The rising sun made for an equally effective lighting of the land as we wound our way up the hill above the derelict buildings.
Within the hill lay the crater whose multicolored walls spoke of a riches of minerals.
The entire mountain side around had suffered a devastating fire fairly recently, increasing the apocalyptical look and feel to the place, although we were glad so see signs of recovery in the eucalyptus if not the pine.

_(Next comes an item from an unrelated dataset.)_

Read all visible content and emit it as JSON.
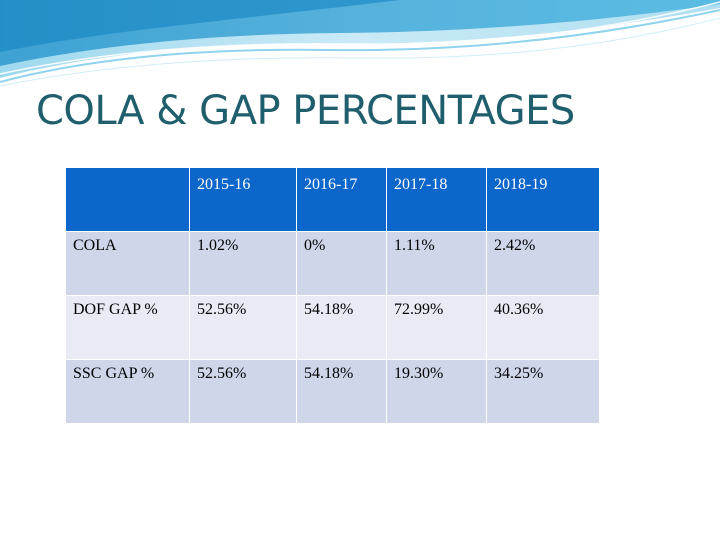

The Brits had planted these sierras originally, to use in the mines. They had arrived in 1873 in the shape of the Riotinto Company, taking over the unproductive state owned mines and transforming ( and soon enveloping) a town of 4000 into a behemoth of industry with 200,000 workers.
All very weird, and it got weirder when we drove down to Riotinto town and stopped at the source of its namesake. The river waters are full of copper and iron oxide and sulfuric acid and other lovely things, something I didn’t know when I tasted it!
I suppose the danger/ stop shade of vivid red should have warned me. The strongest taste I’ve ever had the displeasure to rapidly spit from my mouth. I found out later the stuff can dissolve iron and has a ph of around 2.
In fact it’s so inhospitable to life that NASA have been studying it, and the surrounding toxic landscape as a Mars substitute. And actually, even though no plant, amphibian, fish, insect or mammal can survive in it, micro organisms that can have been discovered there. So Mars could be full of similar. Maybe.
We visited the museum in town for an exhaustive exhibition of the history of the mines and the exploitation of the earth and local people wasn’t something to celebrate but there were some pretty rocks.
The British Bosses had built themselves a little separate enclave modeled after an Edwardian village and named Bella Vista. There, at the English Club, they could enjoy the lifestyle of the Home Counties and play croquet, cricket, polo and tennis. And Riotinto was not only home to Spain’s first golf course but also it’s first football pitch and is where the game was first introduced to the Spanish.
So the legacy of the mining activities is not just a hugely polluted landscape and watercourse all the way the the coast and beyond but also the “beautiful game” of Barcelona and Real Madrid.
Anyone wanting to make an ” end of the earth” sci fi/ horror movie could do worse than come here and our next location was perfect. A few Km north of town on the way to Aracena lay the Embalse Gossan and here the out of this world cranked up a notch.
Water levels were low, revealing strange mineral encrusted life forms. Trunks and branches of long dead trees and stalks of amazingly surviving reeds were coated thickly in ? And the orange mud surrounding them was worryingly quicksand like. Not a way I’d wanna go.
And another strange thing was that footprints left in the muck we’re not indented – but raised!
One other disquieting thing before I finish this post. While looking at Google maps satellite view of the area I spotted a funny landscape/ crop formation next to Pena de Hierro, so I went for a look when we were camped there. It’s miles and miles of orange grove on terraces around the mines.
We’d heard trucks up and down to it half the night. I found a car park full of pickers cars. It’s harvest time and there’s a big area to pick. Huge operation.
Turns out it’s all RioTinto fruit. Europe’s largest citrus farm at 3000 hectares. They are big into the use of Boron in agriculture. Boron is one of the common minerals in the spoilheap landscape. There’s also lots of unpleasant ones.
A lot of RioTinto Fruit is classified as organic. Tesco buy their organic oranges from there. Just saying.